Question

Let \( C \) be the boundary of the square with vertices \( (0,0), (1,0), (1,1), (0,1) \) oriented counterclockwise. Then the value of the line integral \[ \oint_C x^2y^2 dx + (x^2 - y^2) dy \] is ............ (rounded off to two decimal places).

Hint:

Use Green's theorem to simplify line integrals over closed curves into double integrals over the enclosed region.

Answer 1

Correct Answer: 0.65

Step 1: Apply Green's theorem.
\[ \oint_C P \, dx + Q \, dy = \iint_R \left(\frac{\partial Q}{\partial x} - \frac{\partial P}{\partial y}\right) dA, \] where \( P = x^2 y^2, \; Q = x^2 - y^2. \)

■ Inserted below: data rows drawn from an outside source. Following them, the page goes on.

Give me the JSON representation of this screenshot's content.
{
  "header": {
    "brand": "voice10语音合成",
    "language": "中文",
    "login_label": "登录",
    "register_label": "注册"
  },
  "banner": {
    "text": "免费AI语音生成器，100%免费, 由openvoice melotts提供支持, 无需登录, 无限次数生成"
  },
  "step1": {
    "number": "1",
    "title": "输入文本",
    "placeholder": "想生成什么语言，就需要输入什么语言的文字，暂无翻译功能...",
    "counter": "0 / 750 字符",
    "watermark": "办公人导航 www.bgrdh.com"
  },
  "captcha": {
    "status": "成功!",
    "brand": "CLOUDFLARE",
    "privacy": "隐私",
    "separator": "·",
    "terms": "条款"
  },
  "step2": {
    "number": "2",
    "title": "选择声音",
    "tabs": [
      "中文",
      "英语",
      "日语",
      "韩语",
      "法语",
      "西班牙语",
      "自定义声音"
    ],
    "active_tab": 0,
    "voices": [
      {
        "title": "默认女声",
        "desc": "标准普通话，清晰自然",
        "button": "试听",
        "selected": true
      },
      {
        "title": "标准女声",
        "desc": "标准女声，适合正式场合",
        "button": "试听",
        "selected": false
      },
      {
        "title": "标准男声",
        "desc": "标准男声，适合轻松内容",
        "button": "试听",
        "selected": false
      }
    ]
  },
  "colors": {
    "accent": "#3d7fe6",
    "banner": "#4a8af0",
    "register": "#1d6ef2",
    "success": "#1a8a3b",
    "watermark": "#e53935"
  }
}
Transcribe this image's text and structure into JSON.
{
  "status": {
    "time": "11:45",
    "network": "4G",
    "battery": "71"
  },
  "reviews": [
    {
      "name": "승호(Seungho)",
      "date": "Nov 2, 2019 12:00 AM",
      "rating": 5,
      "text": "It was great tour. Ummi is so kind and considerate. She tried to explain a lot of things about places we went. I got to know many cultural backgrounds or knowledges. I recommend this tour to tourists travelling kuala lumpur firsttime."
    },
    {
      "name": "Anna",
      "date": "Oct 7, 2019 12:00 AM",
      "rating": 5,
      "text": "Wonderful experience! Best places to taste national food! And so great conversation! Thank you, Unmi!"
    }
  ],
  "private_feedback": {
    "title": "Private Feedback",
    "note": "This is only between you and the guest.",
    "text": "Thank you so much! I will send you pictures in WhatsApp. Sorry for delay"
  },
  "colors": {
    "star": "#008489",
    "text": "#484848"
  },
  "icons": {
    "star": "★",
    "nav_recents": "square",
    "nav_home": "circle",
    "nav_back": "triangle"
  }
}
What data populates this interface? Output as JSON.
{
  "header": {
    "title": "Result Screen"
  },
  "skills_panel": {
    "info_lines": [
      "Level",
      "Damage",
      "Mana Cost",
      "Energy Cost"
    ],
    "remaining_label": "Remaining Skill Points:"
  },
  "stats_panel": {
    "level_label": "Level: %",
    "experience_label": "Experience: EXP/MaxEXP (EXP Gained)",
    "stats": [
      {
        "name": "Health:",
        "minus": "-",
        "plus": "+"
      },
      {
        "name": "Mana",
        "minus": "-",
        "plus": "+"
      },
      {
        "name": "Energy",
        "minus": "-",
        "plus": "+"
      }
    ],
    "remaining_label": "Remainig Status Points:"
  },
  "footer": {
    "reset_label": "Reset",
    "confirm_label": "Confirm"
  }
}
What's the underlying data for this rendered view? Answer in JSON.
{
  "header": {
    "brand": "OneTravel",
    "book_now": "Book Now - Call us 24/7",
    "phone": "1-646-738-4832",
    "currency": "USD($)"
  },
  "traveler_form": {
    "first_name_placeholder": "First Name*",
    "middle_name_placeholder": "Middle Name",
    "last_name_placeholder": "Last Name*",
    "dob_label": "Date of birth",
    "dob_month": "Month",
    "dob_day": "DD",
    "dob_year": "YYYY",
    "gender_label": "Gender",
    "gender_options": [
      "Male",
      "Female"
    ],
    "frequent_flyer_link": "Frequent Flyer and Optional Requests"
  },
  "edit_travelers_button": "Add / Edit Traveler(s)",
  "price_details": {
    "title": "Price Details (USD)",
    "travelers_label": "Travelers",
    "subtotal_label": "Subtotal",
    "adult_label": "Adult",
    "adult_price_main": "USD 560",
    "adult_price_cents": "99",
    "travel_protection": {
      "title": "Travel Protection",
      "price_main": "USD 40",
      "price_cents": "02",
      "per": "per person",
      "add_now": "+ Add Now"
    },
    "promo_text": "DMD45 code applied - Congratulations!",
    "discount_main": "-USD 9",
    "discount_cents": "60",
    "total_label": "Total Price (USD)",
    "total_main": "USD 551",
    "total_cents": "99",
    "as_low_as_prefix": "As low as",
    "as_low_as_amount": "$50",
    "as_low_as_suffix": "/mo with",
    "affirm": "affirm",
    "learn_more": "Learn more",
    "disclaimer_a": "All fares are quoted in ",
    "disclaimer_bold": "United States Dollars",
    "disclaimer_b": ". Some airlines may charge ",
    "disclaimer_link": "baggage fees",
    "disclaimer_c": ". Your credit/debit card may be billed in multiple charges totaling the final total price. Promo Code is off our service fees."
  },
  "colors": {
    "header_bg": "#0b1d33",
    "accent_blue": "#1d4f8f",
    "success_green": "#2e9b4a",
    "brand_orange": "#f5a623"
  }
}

Step 2: Compute partial derivatives.
\[ \frac{\partial Q}{\partial x} = 2x, \frac{\partial P}{\partial y} = 2x^2 y. \] Hence, \[ \frac{\partial Q}{\partial x} - \frac{\partial P}{\partial y} = 2x - 2x^2 y. \]

Step 3: Evaluate the double integral over the square \( 0 \le x, y \le 1. \)
\[ \iint_R (2x - 2x^2 y) \, dy \, dx = \int_0^1 \int_0^1 (2x - 2x^2 y) \, dy \, dx. \] Integrate w.r.t. \( y \): \[ = \int_0^1 [2x y - x^2 y^2]_0^1 dx = \int_0^1 (2x - x^2) dx. \] Integrate w.r.t. \( x \): \[ [ x^2 - \frac{x^3}{3} ]_0^1 = 1 - \frac{1}{3} = \frac{2}{3} \approx 0.67. \]

Final Answer: \[ \boxed{0.67} \]